MadSci Network: Computer Science
Query:

Re: Can I tell my computer to do different tasks?

Date: Tue Dec 21 16:31:40 1999
Posted By: Simon Krischer , Staff, Software Development , Information Builders
Area of science: Computer Science
ID: 943546067.Cs
Message:

I believe you are asking about Speech Recognition programs (multi-tasking, 
which is how the question reads, is a whole different answer).  Today, 
there are a number of such programs available for the PC.  The major ones 
include Dragon System's and L&H Voice Express.  IBM has one, etc.

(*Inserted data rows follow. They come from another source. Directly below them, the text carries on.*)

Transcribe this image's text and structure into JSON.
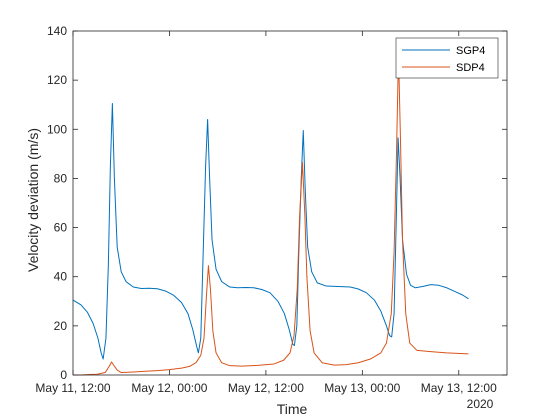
{
  "chart_data": {
    "type": "line",
    "title": "",
    "xlabel": "Time",
    "ylabel": "Velocity deviation (m/s)",
    "x_secondary_label": "2020",
    "x_unit": "hours since 2020-05-11 12:00",
    "xlim": [
      0,
      54
    ],
    "ylim": [
      0,
      140
    ],
    "xticks": [
      {
        "value": 0,
        "label": "May 11, 12:00"
      },
      {
        "value": 12,
        "label": "May 12, 00:00"
      },
      {
        "value": 24,
        "label": "May 12, 12:00"
      },
      {
        "value": 36,
        "label": "May 13, 00:00"
      },
      {
        "value": 48,
        "label": "May 13, 12:00"
      }
    ],
    "yticks": [
      0,
      20,
      40,
      60,
      80,
      100,
      120,
      140
    ],
    "grid": false,
    "legend_position": "top-right",
    "series": [
      {
        "name": "SGP4",
        "color": "#0072BD",
        "points": [
          [
            0.0,
            30.5
          ],
          [
            1.0,
            28.5
          ],
          [
            1.8,
            25.5
          ],
          [
            2.5,
            21.0
          ],
          [
            3.1,
            15.0
          ],
          [
            3.5,
            9.0
          ],
          [
            3.75,
            6.5
          ],
          [
            4.1,
            15.0
          ],
          [
            4.4,
            45.0
          ],
          [
            4.65,
            85.0
          ],
          [
            4.9,
            110.5
          ],
          [
            5.15,
            80.0
          ],
          [
            5.5,
            52.0
          ],
          [
            6.0,
            42.0
          ],
          [
            6.6,
            38.0
          ],
          [
            7.5,
            35.8
          ],
          [
            8.5,
            35.2
          ],
          [
            9.5,
            35.3
          ],
          [
            10.5,
            35.1
          ],
          [
            11.5,
            34.2
          ],
          [
            12.5,
            32.5
          ],
          [
            13.5,
            29.5
          ],
          [
            14.3,
            25.0
          ],
          [
            14.9,
            18.5
          ],
          [
            15.4,
            11.5
          ],
          [
            15.6,
            9.0
          ],
          [
            15.9,
            15.0
          ],
          [
            16.2,
            50.0
          ],
          [
            16.5,
            85.0
          ],
          [
            16.75,
            104.0
          ],
          [
            17.0,
            80.0
          ],
          [
            17.3,
            55.0
          ],
          [
            17.8,
            43.0
          ],
          [
            18.5,
            38.0
          ],
          [
            19.5,
            35.8
          ],
          [
            20.5,
            35.5
          ],
          [
            21.5,
            35.6
          ],
          [
            22.5,
            35.5
          ],
          [
            23.5,
            34.8
          ],
          [
            24.5,
            33.5
          ],
          [
            25.5,
            30.0
          ],
          [
            26.3,
            25.0
          ],
          [
            26.9,
            18.5
          ],
          [
            27.35,
            12.5
          ],
          [
            27.55,
            12.0
          ],
          [
            27.85,
            20.0
          ],
          [
            28.1,
            50.0
          ],
          [
            28.4,
            80.0
          ],
          [
            28.65,
            99.5
          ],
          [
            28.9,
            75.0
          ],
          [
            29.2,
            52.0
          ],
          [
            29.7,
            42.0
          ],
          [
            30.4,
            37.5
          ],
          [
            31.5,
            36.2
          ],
          [
            33.0,
            36.0
          ],
          [
            34.5,
            35.8
          ],
          [
            35.5,
            35.0
          ],
          [
            36.5,
            33.5
          ],
          [
            37.5,
            30.5
          ],
          [
            38.3,
            26.0
          ],
          [
            39.0,
            20.0
          ],
          [
            39.4,
            16.0
          ],
          [
            39.65,
            15.5
          ],
          [
            39.95,
            25.0
          ],
          [
            40.2,
            60.0
          ],
          [
            40.45,
            96.5
          ],
          [
            40.7,
            80.0
          ],
          [
            41.0,
            55.0
          ],
          [
            41.5,
            41.0
          ],
          [
            42.0,
            36.5
          ],
          [
            42.6,
            35.5
          ],
          [
            43.5,
            36.0
          ],
          [
            44.5,
            36.8
          ],
          [
            45.5,
            36.5
          ],
          [
            46.5,
            35.5
          ],
          [
            47.5,
            34.0
          ],
          [
            48.5,
            32.5
          ],
          [
            49.2,
            31.0
          ]
        ]
      },
      {
        "name": "SDP4",
        "color": "#D95319",
        "points": [
          [
            0.0,
            0.0
          ],
          [
            1.0,
            0.0
          ],
          [
            2.0,
            0.2
          ],
          [
            3.0,
            0.3
          ],
          [
            4.0,
            1.0
          ],
          [
            4.5,
            3.5
          ],
          [
            4.8,
            5.3
          ],
          [
            5.1,
            3.8
          ],
          [
            5.5,
            2.0
          ],
          [
            6.0,
            1.0
          ],
          [
            7.5,
            1.2
          ],
          [
            9.0,
            1.5
          ],
          [
            10.5,
            1.8
          ],
          [
            12.0,
            2.2
          ],
          [
            13.5,
            2.8
          ],
          [
            14.5,
            3.5
          ],
          [
            15.3,
            5.0
          ],
          [
            15.9,
            8.0
          ],
          [
            16.3,
            15.0
          ],
          [
            16.6,
            32.0
          ],
          [
            16.85,
            44.5
          ],
          [
            17.1,
            35.0
          ],
          [
            17.4,
            18.0
          ],
          [
            17.8,
            9.0
          ],
          [
            18.5,
            5.0
          ],
          [
            19.5,
            3.8
          ],
          [
            21.0,
            3.6
          ],
          [
            23.0,
            3.9
          ],
          [
            25.0,
            4.5
          ],
          [
            26.2,
            6.0
          ],
          [
            27.0,
            9.0
          ],
          [
            27.5,
            16.0
          ],
          [
            27.9,
            35.0
          ],
          [
            28.2,
            65.0
          ],
          [
            28.55,
            86.5
          ],
          [
            28.85,
            65.0
          ],
          [
            29.1,
            40.0
          ],
          [
            29.5,
            18.0
          ],
          [
            30.0,
            9.0
          ],
          [
            31.0,
            5.0
          ],
          [
            32.5,
            4.0
          ],
          [
            34.0,
            4.2
          ],
          [
            35.5,
            5.0
          ],
          [
            37.0,
            6.5
          ],
          [
            38.3,
            9.0
          ],
          [
            39.0,
            13.0
          ],
          [
            39.6,
            25.0
          ],
          [
            39.95,
            50.0
          ],
          [
            40.25,
            90.0
          ],
          [
            40.5,
            131.0
          ],
          [
            40.75,
            95.0
          ],
          [
            41.0,
            55.0
          ],
          [
            41.4,
            25.0
          ],
          [
            41.9,
            13.0
          ],
          [
            42.8,
            10.0
          ],
          [
            44.5,
            9.5
          ],
          [
            46.5,
            9.0
          ],
          [
            48.5,
            8.7
          ],
          [
            49.2,
            8.6
          ]
        ]
      }
    ]
  }
}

They all work the same way.  All [spoken] languages consist of "phonemes" 
(you might consider them "letters") which, when put together, form spoken 
words.  In English there are 42-44 (depending on what book you read) of 
them.  (Other languages have more or less of them).  The speech recognition 
program examines the input (from a microphone, usually), and acts like a 
spelling checker, looking up words in a "dictionary".  Like all spelling 
checkers, if it does not find a "word" it asks if that word should be added 
to the dictionary (this is the "learning" step in your program).  If it 
does find the word, it "builds" a command line based on "replacement 
values" for the "words" you supplied in the input.  When you are done, it 
passes them on to the command processor, as if you had typed them.

The task gets a little bit more complicated with the various Chinese 
dialects, because they also add in the concept of "tone".

The interesting work is not so much in the Phenome breakdown, and 
dictionary lookup, but rather in the filtering needed to "smooth out" the 
words so that different people may have their speech recgnized too, and at 
different speeds.  Also, just as Grammer Checkers are becoming better today 
(with checking syntax), Speech Recognition programs may improve by checking 
the synatax (and even the symantics!) of the spoken phrase.

Personally, I'd rather type, but then again, I keep away from GUI's too!